The Space Force system Space Fence is officially online and operational. A program previously under Air Force control and later moved to the responsibly of Space Force, after the creation of the branch, Space Fence is a radar system that tracks objects in Earth’s orbit. Space Fence’s mission statement is to track objects in space, including commercial and military satellites, space junk, and launches.
The radar system has the ability to track items of all sizes, the smallest of which are under 10 centimeters (4 inches). Space Fence provides a significant upgrade to the existing Space Surveillance Network (SSN) a system from the Cold War. The SSN tracked 26,000 entries but Space Fence will greatly expand the catalogue of space objects, with an expected catalog of more than 100,000 objects.

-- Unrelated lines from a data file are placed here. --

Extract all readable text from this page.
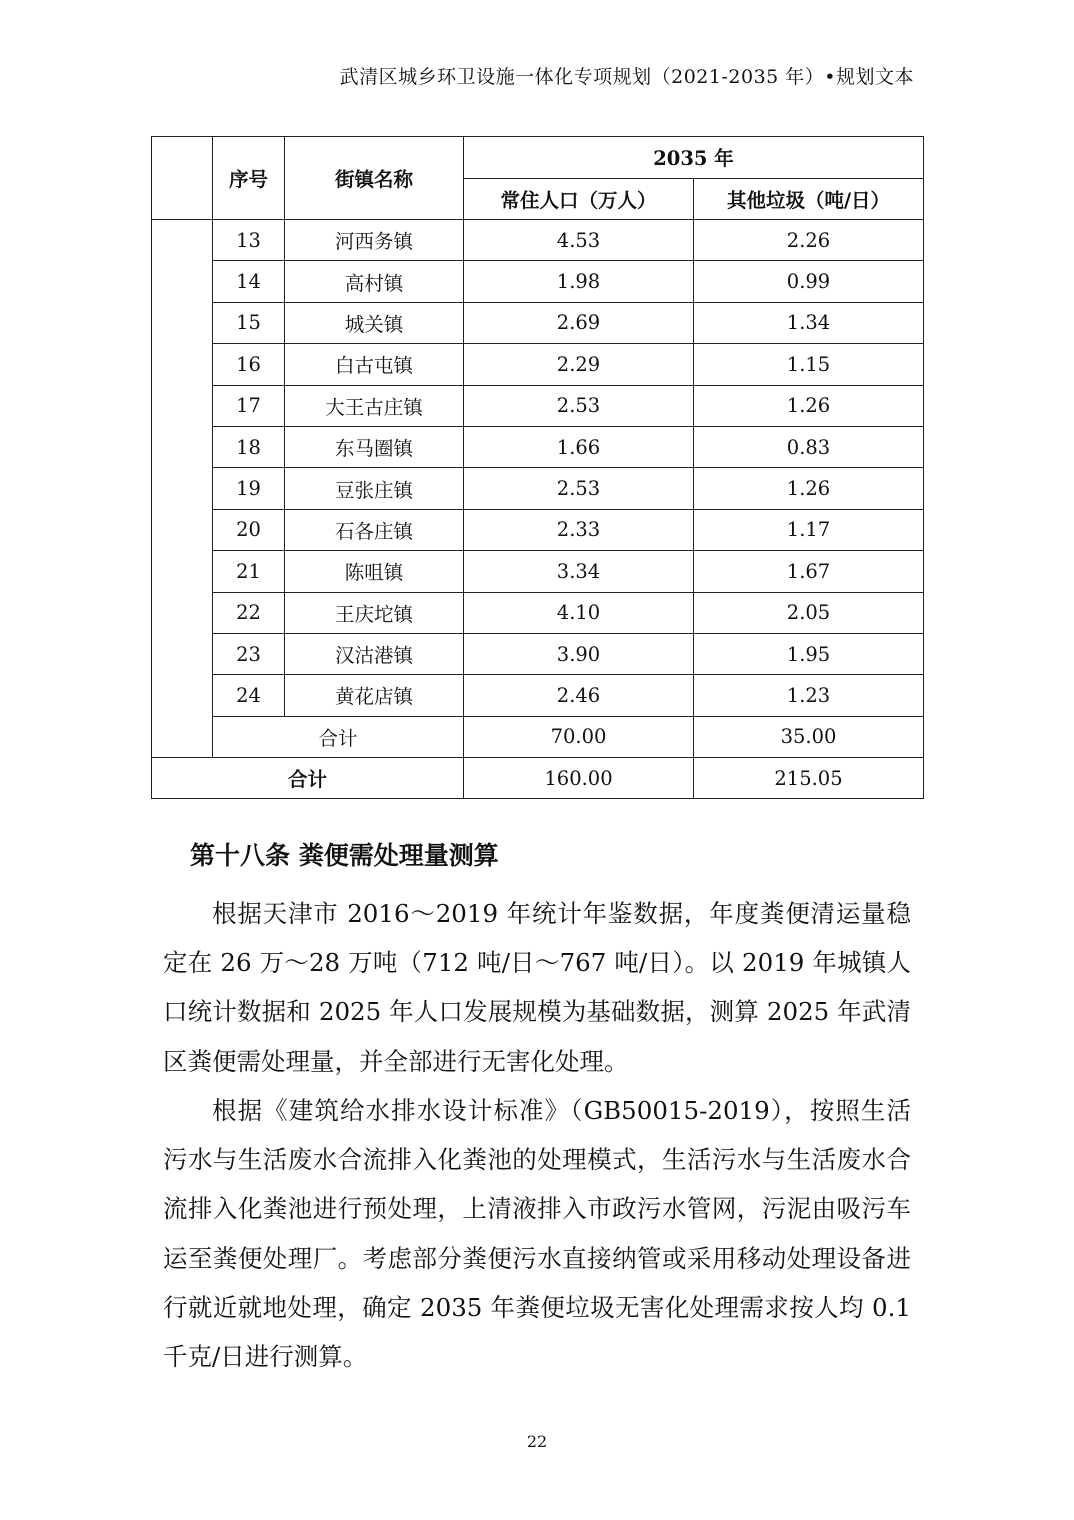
武清区城乡环卫设施一体化专项规划（2021-2035 年）•规划文本
	序号	街镇名称	2035 年	
			常住人口（万人）	其他垃圾（吨/日）
	13	河西务镇	4.53	2.26
	14	高村镇	1.98	0.99
	15	城关镇	2.69	1.34
	16	白古屯镇	2.29	1.15
	17	大王古庄镇	2.53	1.26
	18	东马圈镇	1.66	0.83
	19	豆张庄镇	2.53	1.26
	20	石各庄镇	2.33	1.17
	21	陈咀镇	3.34	1.67
	22	王庆坨镇	4.10	2.05
	23	汉沽港镇	3.90	1.95
	24	黄花店镇	2.46	1.23
	合计		70.00	35.00
合计			160.00	215.05
第十八条 粪便需处理量测算

根据天津市 2016～2019 年统计年鉴数据，年度粪便清运量稳定在 26 万～28 万吨（712 吨/日～767 吨/日）。以 2019 年城镇人口统计数据和 2025 年人口发展规模为基础数据，测算 2025 年武清区粪便需处理量，并全部进行无害化处理。

根据《建筑给水排水设计标准》（GB50015-2019），按照生活污水与生活废水合流排入化粪池的处理模式，生活污水与生活废水合流排入化粪池进行预处理，上清液排入市政污水管网，污泥由吸污车运至粪便处理厂。考虑部分粪便污水直接纳管或采用移动处理设备进行就近就地处理，确定 2035 年粪便垃圾无害化处理需求按人均 0.1 千克/日进行测算。

22
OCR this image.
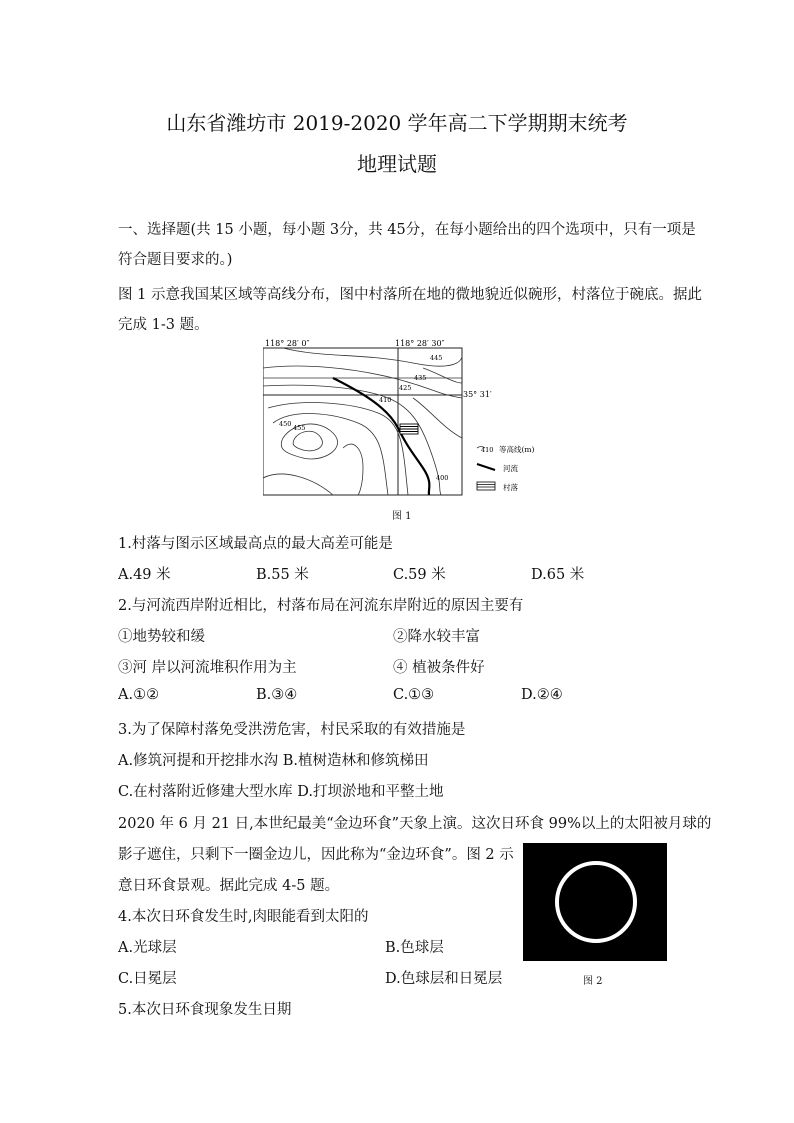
山东省潍坊市 2019-2020 学年高二下学期期末统考
地理试题
一、选择题(共 15 小题，每小题 3分，共 45分，在每小题给出的四个选项中，只有一项是
符合题目要求的。)
图 1 示意我国某区域等高线分布，图中村落所在地的微地貌近似碗形，村落位于碗底。据此
完成 1-3 题。
118° 28′ 0″	118° 28′ 30″
35° 31′
445
435
425
410
455
450
400
410 等高线(m)
河流
村落
图 1
1.村落与图示区域最高点的最大高差可能是
A.49 米	B.55 米	C.59 米	D.65 米
2.与河流西岸附近相比，村落布局在河流东岸附近的原因主要有
①地势较和缓	②降水较丰富
③河 岸以河流堆积作用为主	④ 植被条件好
A.①②	B.③④	C.①③	D.②④
3.为了保障村落免受洪涝危害，村民采取的有效措施是
A.修筑河提和开挖排水沟 B.植树造林和修筑梯田
C.在村落附近修建大型水库 D.打坝淤地和平整土地
2020 年 6 月 21 日,本世纪最美“金边环食”天象上演。这次日环食 99%以上的太阳被月球的
影子遮住，只剩下一圈金边儿，因此称为“金边环食”。图 2 示
意日环食景观。据此完成 4-5 题。
图 2
4.本次日环食发生时,肉眼能看到太阳的
A.光球层	B.色球层
C.日冕层	D.色球层和日冕层
5.本次日环食现象发生日期
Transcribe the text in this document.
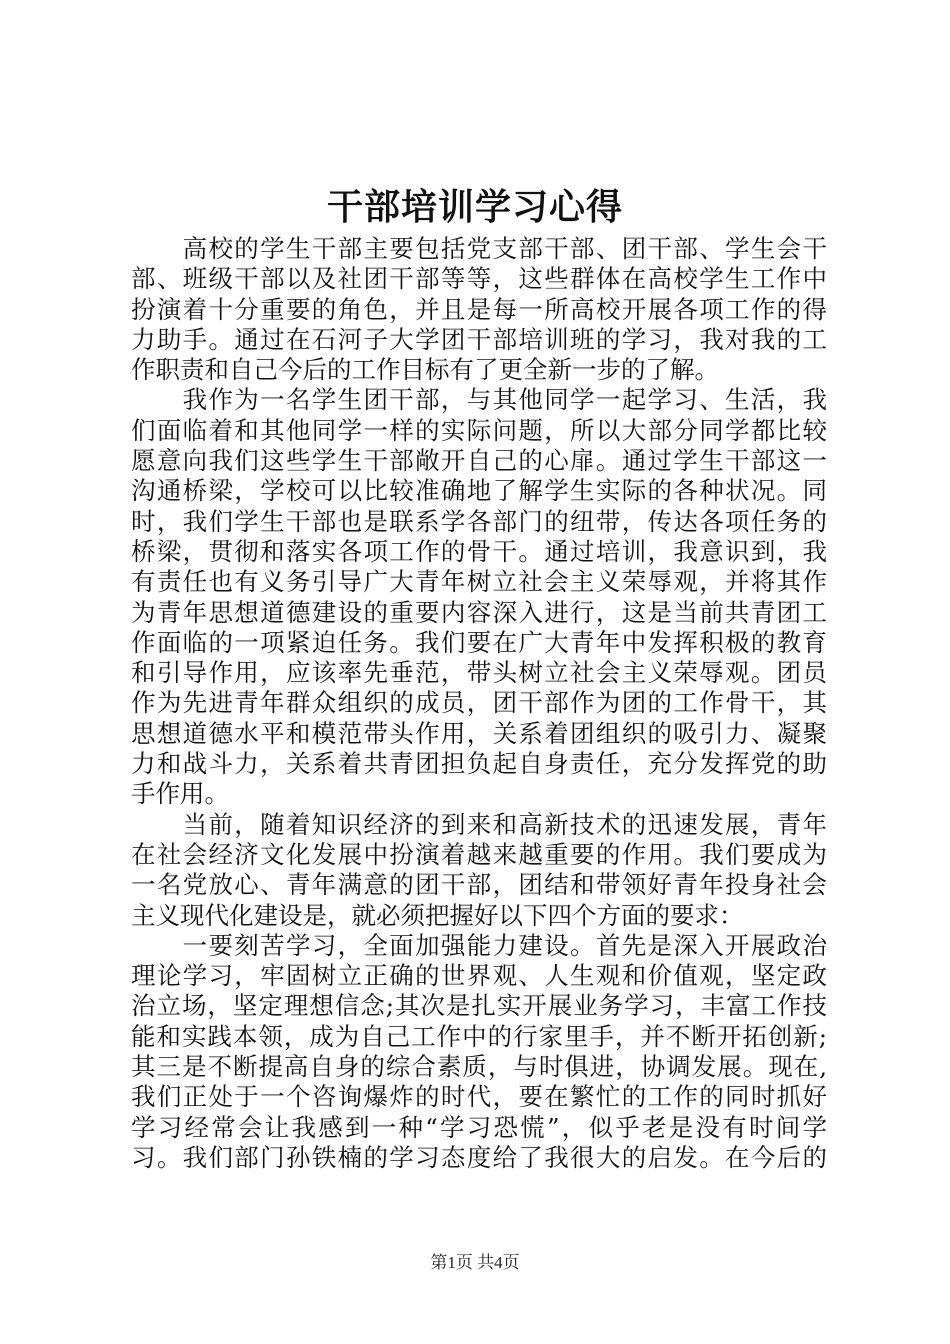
干部培训学习心得
　　高校的学生干部主要包括党支部干部、团干部、学生会干
部、班级干部以及社团干部等等，这些群体在高校学生工作中
扮演着十分重要的角色，并且是每一所高校开展各项工作的得
力助手。通过在石河子大学团干部培训班的学习，我对我的工
作职责和自己今后的工作目标有了更全新一步的了解。
　　我作为一名学生团干部，与其他同学一起学习、生活，我
们面临着和其他同学一样的实际问题，所以大部分同学都比较
愿意向我们这些学生干部敞开自己的心扉。通过学生干部这一
沟通桥梁，学校可以比较准确地了解学生实际的各种状况。同
时，我们学生干部也是联系学各部门的纽带，传达各项任务的
桥梁，贯彻和落实各项工作的骨干。通过培训，我意识到，我
有责任也有义务引导广大青年树立社会主义荣辱观，并将其作
为青年思想道德建设的重要内容深入进行，这是当前共青团工
作面临的一项紧迫任务。我们要在广大青年中发挥积极的教育
和引导作用，应该率先垂范，带头树立社会主义荣辱观。团员
作为先进青年群众组织的成员，团干部作为团的工作骨干，其
思想道德水平和模范带头作用，关系着团组织的吸引力、凝聚
力和战斗力，关系着共青团担负起自身责任，充分发挥党的助
手作用。
　　当前，随着知识经济的到来和高新技术的迅速发展，青年
在社会经济文化发展中扮演着越来越重要的作用。我们要成为
一名党放心、青年满意的团干部，团结和带领好青年投身社会
主义现代化建设是，就必须把握好以下四个方面的要求：
　　一要刻苦学习，全面加强能力建设。首先是深入开展政治
理论学习，牢固树立正确的世界观、人生观和价值观，坚定政
治立场，坚定理想信念;其次是扎实开展业务学习，丰富工作技
能和实践本领，成为自己工作中的行家里手，并不断开拓创新;
其三是不断提高自身的综合素质，与时俱进，协调发展。现在,
我们正处于一个咨询爆炸的时代，要在繁忙的工作的同时抓好
学习经常会让我感到一种“学习恐慌”，似乎老是没有时间学
习。我们部门孙铁楠的学习态度给了我很大的启发。在今后的
第1页 共4页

Space Fence is a cued system, allowing operators to “sweep” space and move the radar around, allowing for the tracking of more objects. The earlier system in SSN was unable to move and was therefore much more limited in scope. The system uses a solid-state S-band radar. The radar tracking system was developed by Lockheed Martin, who was awarded the $914 million contract. In total Space Fence cost $1.5 billion with Lockheed Martin, who is the main supplier of radars to the US military, named as the primary contractor.
The system was put to the test in March 2019, while still in a pre-operational stage, when it tracked debris of various sizes that resulted from an Indian anti-satellite test. When tracking such debris, Space Fence can determine the debris’ next crossing times, giving a better picture of where space junk will move.
The ground infrastructure for the radar is based in the Marshall Islands while the system is run by the 20th Space Control Squadron, headquartered in Alabama. Data from there is then sent to the 18th Space Control Squadron, which is headquarter in California, and maintains a catalog of space objects. As the Space Force grows as a branch, operating Space Fence will be one of their major missions.